Dr. Danielle Dean's longtime interests have been to understand how nutritional status and other environmental factors stimulate cell proliferation and affect the susceptibility of vulnerable cells to degeneration. Her current interests are the determinants of endocrine mass, specifically pancreatic islet alpha cell mass.

While much effort has been focused on understanding beta cell biology because of insulin's well known role in diabetes, very little is known about signals regulating other islet cells. Alpha cells secrete glucagon in response to hypoglycemia, but persons with diabetes have hyperglucagonemia contributing to hyperglycemia. Struck by the impressive alpha cell hyperplasia and hyperglucagonemia in mice with interrupted glucagon signaling, Dr. Dean sought to identify the mechanism underlying this during her postdoctoral training. She identified that unknown circulating factors stimulate alpha cell hyperplasia in mice with interrupted glucagon signaling.

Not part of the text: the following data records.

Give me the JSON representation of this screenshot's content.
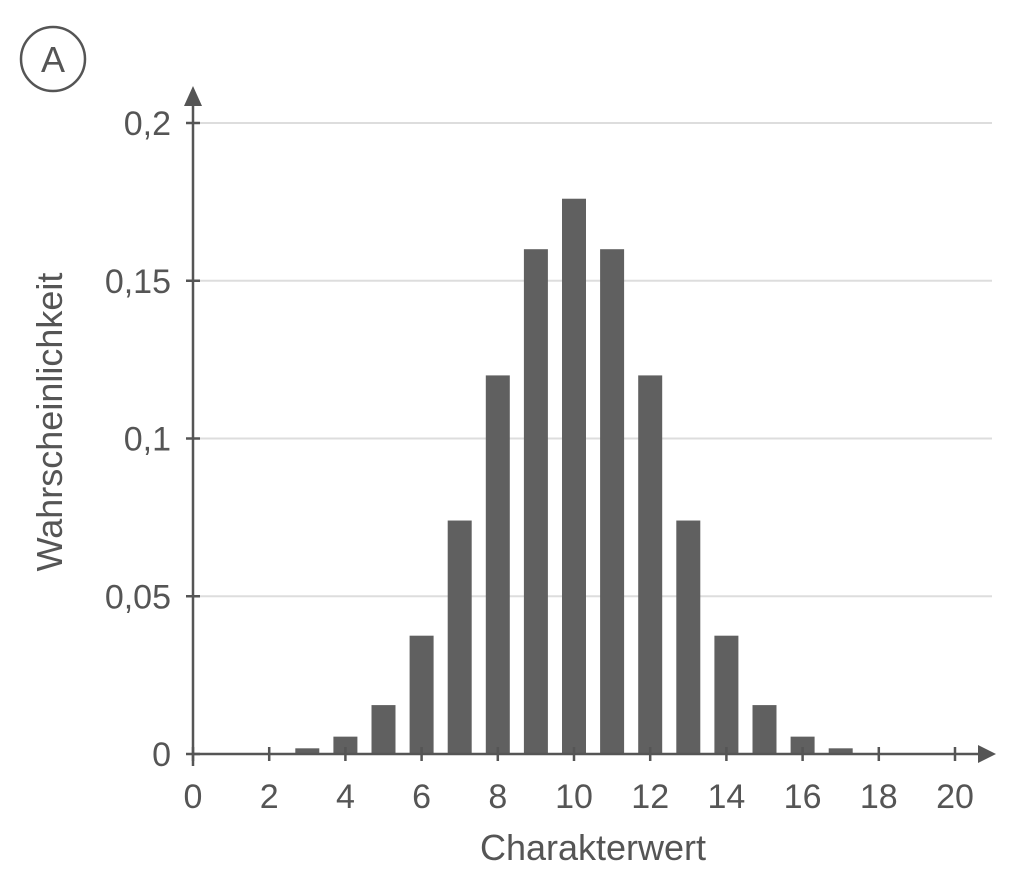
{
  "panel_label": "A",
  "chart_data": {
    "type": "bar",
    "xlabel": "Charakterwert",
    "ylabel": "Wahrscheinlichkeit",
    "xlim": [
      0,
      20
    ],
    "ylim": [
      0,
      0.2
    ],
    "x_ticks": [
      0,
      2,
      4,
      6,
      8,
      10,
      12,
      14,
      16,
      18,
      20
    ],
    "x_tick_labels": [
      "0",
      "2",
      "4",
      "6",
      "8",
      "10",
      "12",
      "14",
      "16",
      "18",
      "20"
    ],
    "y_ticks": [
      0,
      0.05,
      0.1,
      0.15,
      0.2
    ],
    "y_tick_labels": [
      "0",
      "0,05",
      "0,1",
      "0,15",
      "0,2"
    ],
    "grid": true,
    "x": [
      3,
      4,
      5,
      6,
      7,
      8,
      9,
      10,
      11,
      12,
      13,
      14,
      15,
      16,
      17
    ],
    "values": [
      0.0018,
      0.0055,
      0.0155,
      0.0375,
      0.074,
      0.12,
      0.16,
      0.176,
      0.16,
      0.12,
      0.074,
      0.0375,
      0.0155,
      0.0055,
      0.0018
    ],
    "colors": {
      "bar": "#606060",
      "axis": "#555555",
      "grid": "#dddddd",
      "text": "#555555"
    }
  }
}
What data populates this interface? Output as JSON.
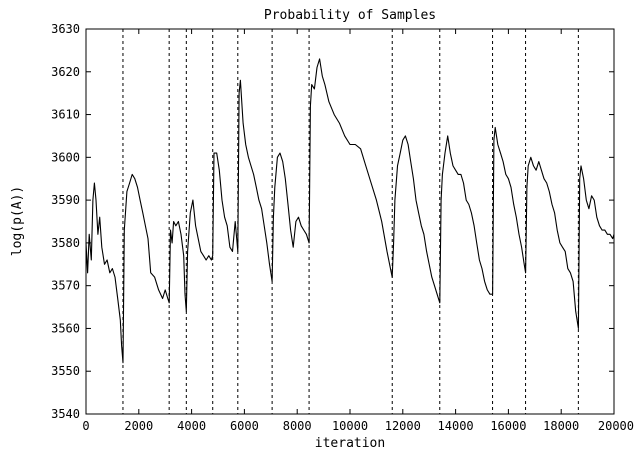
{
  "chart_data": {
    "type": "line",
    "title": "Probability of Samples",
    "xlabel": "iteration",
    "ylabel": "log(p(A))",
    "xlim": [
      0,
      20000
    ],
    "ylim": [
      3540,
      3630
    ],
    "grid": false,
    "legend": "none",
    "x_ticks": [
      0,
      2000,
      4000,
      6000,
      8000,
      10000,
      12000,
      14000,
      16000,
      18000,
      20000
    ],
    "y_ticks": [
      3540,
      3550,
      3560,
      3570,
      3580,
      3590,
      3600,
      3610,
      3620,
      3630
    ],
    "vertical_lines": [
      1400,
      3150,
      3800,
      4800,
      5750,
      7050,
      8450,
      11600,
      13400,
      15400,
      16650,
      18650
    ],
    "series": [
      {
        "color": "#000000",
        "x": [
          0,
          60,
          120,
          200,
          260,
          320,
          380,
          450,
          520,
          600,
          700,
          800,
          900,
          1000,
          1100,
          1200,
          1300,
          1350,
          1400,
          1450,
          1550,
          1650,
          1750,
          1850,
          1950,
          2050,
          2150,
          2250,
          2350,
          2450,
          2600,
          2750,
          2900,
          3000,
          3100,
          3150,
          3200,
          3260,
          3320,
          3400,
          3500,
          3600,
          3700,
          3750,
          3800,
          3850,
          3950,
          4050,
          4150,
          4250,
          4350,
          4450,
          4550,
          4650,
          4750,
          4800,
          4850,
          4950,
          5050,
          5150,
          5250,
          5350,
          5450,
          5550,
          5650,
          5750,
          5800,
          5850,
          5950,
          6050,
          6150,
          6250,
          6350,
          6450,
          6550,
          6650,
          6750,
          6850,
          6950,
          7050,
          7100,
          7150,
          7250,
          7350,
          7450,
          7550,
          7650,
          7750,
          7850,
          7950,
          8050,
          8150,
          8250,
          8350,
          8450,
          8500,
          8550,
          8650,
          8750,
          8850,
          8950,
          9050,
          9200,
          9400,
          9600,
          9800,
          10000,
          10200,
          10400,
          10600,
          10800,
          11000,
          11200,
          11400,
          11500,
          11600,
          11650,
          11700,
          11800,
          11900,
          12000,
          12100,
          12200,
          12300,
          12400,
          12500,
          12600,
          12700,
          12800,
          12900,
          13000,
          13100,
          13200,
          13300,
          13400,
          13450,
          13500,
          13600,
          13700,
          13800,
          13900,
          14000,
          14100,
          14200,
          14300,
          14400,
          14500,
          14600,
          14700,
          14800,
          14900,
          15000,
          15100,
          15200,
          15300,
          15400,
          15450,
          15500,
          15600,
          15700,
          15800,
          15900,
          16000,
          16100,
          16200,
          16300,
          16400,
          16500,
          16600,
          16650,
          16700,
          16750,
          16850,
          16950,
          17050,
          17150,
          17250,
          17350,
          17450,
          17550,
          17650,
          17750,
          17850,
          17950,
          18050,
          18150,
          18250,
          18350,
          18450,
          18550,
          18650,
          18700,
          18750,
          18850,
          18950,
          19050,
          19150,
          19250,
          19350,
          19450,
          19550,
          19650,
          19750,
          19850,
          19950,
          20000
        ],
        "y": [
          3580,
          3573,
          3582,
          3576,
          3590,
          3594,
          3590,
          3582,
          3586,
          3579,
          3575,
          3576,
          3573,
          3574,
          3572,
          3567,
          3562,
          3556,
          3552,
          3583,
          3592,
          3594,
          3596,
          3595,
          3593,
          3590,
          3587,
          3584,
          3581,
          3573,
          3572,
          3569,
          3567,
          3569,
          3567,
          3566,
          3583,
          3580,
          3585,
          3584,
          3585,
          3582,
          3577,
          3568,
          3564,
          3578,
          3587,
          3590,
          3584,
          3581,
          3578,
          3577,
          3576,
          3577,
          3576,
          3577,
          3601,
          3601,
          3597,
          3590,
          3586,
          3584,
          3579,
          3578,
          3585,
          3578,
          3615,
          3618,
          3608,
          3603,
          3600,
          3598,
          3596,
          3593,
          3590,
          3588,
          3584,
          3580,
          3575,
          3571,
          3586,
          3593,
          3600,
          3601,
          3599,
          3595,
          3589,
          3583,
          3579,
          3585,
          3586,
          3584,
          3583,
          3582,
          3580,
          3612,
          3617,
          3616,
          3621,
          3623,
          3619,
          3617,
          3613,
          3610,
          3608,
          3605,
          3603,
          3603,
          3602,
          3598,
          3594,
          3590,
          3585,
          3578,
          3575,
          3572,
          3580,
          3590,
          3598,
          3601,
          3604,
          3605,
          3603,
          3599,
          3595,
          3590,
          3587,
          3584,
          3582,
          3578,
          3575,
          3572,
          3570,
          3568,
          3566,
          3590,
          3596,
          3601,
          3605,
          3601,
          3598,
          3597,
          3596,
          3596,
          3594,
          3590,
          3589,
          3587,
          3584,
          3580,
          3576,
          3574,
          3571,
          3569,
          3568,
          3568,
          3604,
          3607,
          3603,
          3601,
          3599,
          3596,
          3595,
          3593,
          3589,
          3586,
          3582,
          3579,
          3575,
          3573,
          3593,
          3598,
          3600,
          3598,
          3597,
          3599,
          3597,
          3595,
          3594,
          3592,
          3589,
          3587,
          3583,
          3580,
          3579,
          3578,
          3574,
          3573,
          3571,
          3564,
          3560,
          3595,
          3598,
          3595,
          3590,
          3588,
          3591,
          3590,
          3586,
          3584,
          3583,
          3583,
          3582,
          3582,
          3581,
          3582
        ]
      }
    ]
  }
}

She then collaborated with multiple investigators at Vanderbilt and other institutions to identify that these circulating factors are amino acids defining a novel hepatic-pancreatic islet alpha cell axis. She demonstrated that this effect is conserved in human alpha cells suggesting that this axis is relevant to human biology and disease.

Her current interests are 1) to define the mechanism of how amino acids are sensed by alpha cells to stimulate proliferation and glucagon secretion and 2) to investigate the role of amino acids on alpha cell dysfunction in diabetes.